洗濯物を干し終えて、見遣った時計は準決勝が始まったことを示していた。フットボールフロンティア、準決勝。名門であり、豪炎寺がいた木戸川清修との一戦。一之瀬と土門、それに木野の幼馴染もいるらしい。その場で応援ができないのは残念だけど、もう慣れたことだった。昨日、やたらと染岡に来るなと釘を刺されたけど、それが無くても元々行かないようにしていた。それが、サッカー部に入部することになった時の、約束だから。
 部室の片付けは終わった。ボール磨きも終わってるし、他の雑務は特にない。洗濯物が乾くまでは時間がある。……お見舞いに、行こうかな。
 空になった籠を抱えて振り返り、思わずびくりと身体が跳ねた。
「……眞藤」
 こちらにゆっくりと歩み寄ってくる制服姿は、眞藤に間違いない。みんなと一緒に会場へ行ったはずなのに、どうして。
 硬直したように動けない僕の目の前に立って、眞藤はにっこりと微笑む。
「何と言うか、簡単な人たちですね。忘れ物をしたと言っただけであっさりと信じるなんて」
 棘のある言い回しに眉根を寄せる。よく考えれば、眞藤の目的はさっぱりわからないままだ。
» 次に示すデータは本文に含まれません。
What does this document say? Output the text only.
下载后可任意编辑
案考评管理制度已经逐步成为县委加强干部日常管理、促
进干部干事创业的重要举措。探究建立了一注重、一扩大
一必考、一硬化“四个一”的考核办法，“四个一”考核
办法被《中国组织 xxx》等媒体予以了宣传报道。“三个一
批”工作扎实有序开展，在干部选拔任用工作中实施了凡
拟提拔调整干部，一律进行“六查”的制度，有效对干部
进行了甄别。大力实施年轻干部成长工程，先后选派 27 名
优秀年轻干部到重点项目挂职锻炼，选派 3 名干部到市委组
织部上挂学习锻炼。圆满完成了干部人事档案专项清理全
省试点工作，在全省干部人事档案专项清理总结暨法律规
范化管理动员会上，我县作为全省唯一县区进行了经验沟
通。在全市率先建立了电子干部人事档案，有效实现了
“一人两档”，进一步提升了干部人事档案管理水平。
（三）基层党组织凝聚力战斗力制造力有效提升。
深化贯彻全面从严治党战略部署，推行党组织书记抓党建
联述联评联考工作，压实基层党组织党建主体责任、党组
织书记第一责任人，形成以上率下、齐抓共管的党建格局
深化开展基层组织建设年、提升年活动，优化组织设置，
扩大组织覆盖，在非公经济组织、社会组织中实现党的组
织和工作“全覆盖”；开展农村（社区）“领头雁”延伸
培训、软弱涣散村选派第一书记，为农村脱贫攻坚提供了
 あの日から、特に接触があったわけじゃない。音無のことに気を取られていたけれど、元を正せば眞藤が最初だ。薄っすらと笑みを口許に載せた彼女の、僕を陥れた理由は、なんだ。
「そんなに警戒をしなくても…、」
 不意に言葉を切って、眞藤はポケットから携帯を取り出した。微かに聞こえるバイブ音。電話ですよ、と疲れたように呟く。
「勘がいいのか……最早見られている気がしますね」
「……言っている意味がわからないよ。お前は何がしたいんだ…?」
 思わず零れた疑問符に、眞藤は嬉しそうに頬を緩めた。目を瞠る。謎が消えない。よくできましたと言わんばかりの、蕩けるような笑み。
「やっと見てくれましたね。だから、正解をあげますよ」
 未だに着信を知らせて震える携帯を差し出される。躊躇するまでもなく、身体が動かない。応えろ、ということなのか。
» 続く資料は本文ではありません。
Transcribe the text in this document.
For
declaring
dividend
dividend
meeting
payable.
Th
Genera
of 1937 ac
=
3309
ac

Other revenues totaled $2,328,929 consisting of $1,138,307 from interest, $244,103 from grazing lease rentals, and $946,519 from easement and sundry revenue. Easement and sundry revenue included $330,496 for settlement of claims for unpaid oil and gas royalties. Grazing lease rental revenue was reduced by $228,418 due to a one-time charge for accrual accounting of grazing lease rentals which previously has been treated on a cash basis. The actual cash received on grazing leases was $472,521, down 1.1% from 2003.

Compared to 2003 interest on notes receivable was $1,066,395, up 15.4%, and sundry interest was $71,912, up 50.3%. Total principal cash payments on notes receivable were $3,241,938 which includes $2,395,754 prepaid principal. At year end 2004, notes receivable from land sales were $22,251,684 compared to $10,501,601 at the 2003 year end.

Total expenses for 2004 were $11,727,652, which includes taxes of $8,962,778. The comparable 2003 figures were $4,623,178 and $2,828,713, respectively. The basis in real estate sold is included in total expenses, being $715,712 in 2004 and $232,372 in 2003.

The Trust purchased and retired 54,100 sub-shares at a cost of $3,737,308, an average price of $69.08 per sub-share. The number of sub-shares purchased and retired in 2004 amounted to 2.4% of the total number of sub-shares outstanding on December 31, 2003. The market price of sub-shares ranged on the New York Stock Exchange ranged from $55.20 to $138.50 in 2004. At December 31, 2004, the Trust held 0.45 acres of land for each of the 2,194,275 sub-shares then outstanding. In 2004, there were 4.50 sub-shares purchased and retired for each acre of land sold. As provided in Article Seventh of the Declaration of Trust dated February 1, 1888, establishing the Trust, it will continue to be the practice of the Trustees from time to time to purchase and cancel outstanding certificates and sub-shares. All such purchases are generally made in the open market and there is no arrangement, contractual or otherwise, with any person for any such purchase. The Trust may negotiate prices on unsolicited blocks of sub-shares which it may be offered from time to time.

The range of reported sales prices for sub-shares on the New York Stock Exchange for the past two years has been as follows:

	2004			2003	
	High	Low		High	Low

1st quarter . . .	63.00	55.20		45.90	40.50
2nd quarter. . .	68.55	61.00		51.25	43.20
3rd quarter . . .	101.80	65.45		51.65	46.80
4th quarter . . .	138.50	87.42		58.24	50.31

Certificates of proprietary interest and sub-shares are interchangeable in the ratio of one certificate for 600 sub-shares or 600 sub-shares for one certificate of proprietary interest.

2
「不思議だったでしょう?何の面識もない。ないはず。そんな相手が、どうしてこんなことをするのか。恨まれることでもしただろうか、と」
 動かない僕の腕を優しく引いて、すとんと掌に携帯を載せられる。眞藤の言うことは最もだけれど、それよりも現状がうまく飲み込めない。喉の奥が渇く。
「答えは、此処にありますよ」
 やけに柔らかな声が耳元で擽る。白い手が、ぎゅっと掌の端末を握らせた。音無に比べると骨張った手だな、なんて、ぼんやり思った。
 息を吸って、応答のボタンを押す。そろりと耳に押し当てても、向こうからの声はない。もしもし、と問い掛けても、何もない。不信に思って、もう一度声を掛けようとした時だった。
『瑞希、か?』
「──っ」
 ひゅ、と喉が鳴る。空気が絡まる。どくん、と心臓が大きく跳ねて、その余波が身体を駆け巡っていく。かたかたと震える手から、零れ落ちた携帯がかしゃん、と音を立てた。自制の訊かない戦慄きが、呼吸をままならなくさせる。
「そん、な、はず……ど、して…!」
 信じたくない。もう二度と、その声で名前を呼ばれることはないと、思っていた。安心していた。まさか、眞藤は。
 向けた視線の先。喜色にほんの僅かな嘲りを溶かした笑みに、途方も無い現実を悟る。考えがまとまるのを待たずに、身体が動き出していた。
 縺れそうになりながら、駆ける。何処に行けばいい?どうすれば逃げられる?ぐるぐると回る思考が答えを出さないまま、校門を抜けて、果ての見つからない道を走り続ける。心臓が痛い。身体中が、痛い。血液が凄い速さで巡って、苦しくて。
「──は…っ、!」
 硬いアスファルトに、膝がぶつかる。無意識の内に左胸を掻き毟るように掴んだ手に、自分の携帯が当たった。──頼ってください。成神はそう言ってくれた。全てを話さないといけなくなる、それでも……!
 指がうまく動かない。やっと携帯を取り出したけれど、意識が黒に染まっていく。ばくばくと激しい鼓動と重なるように、さっと翳る。誰かが僕を呼ぶ声がしたけれど。
「成、神……」
 ぷつりと、意識の糸が切れた。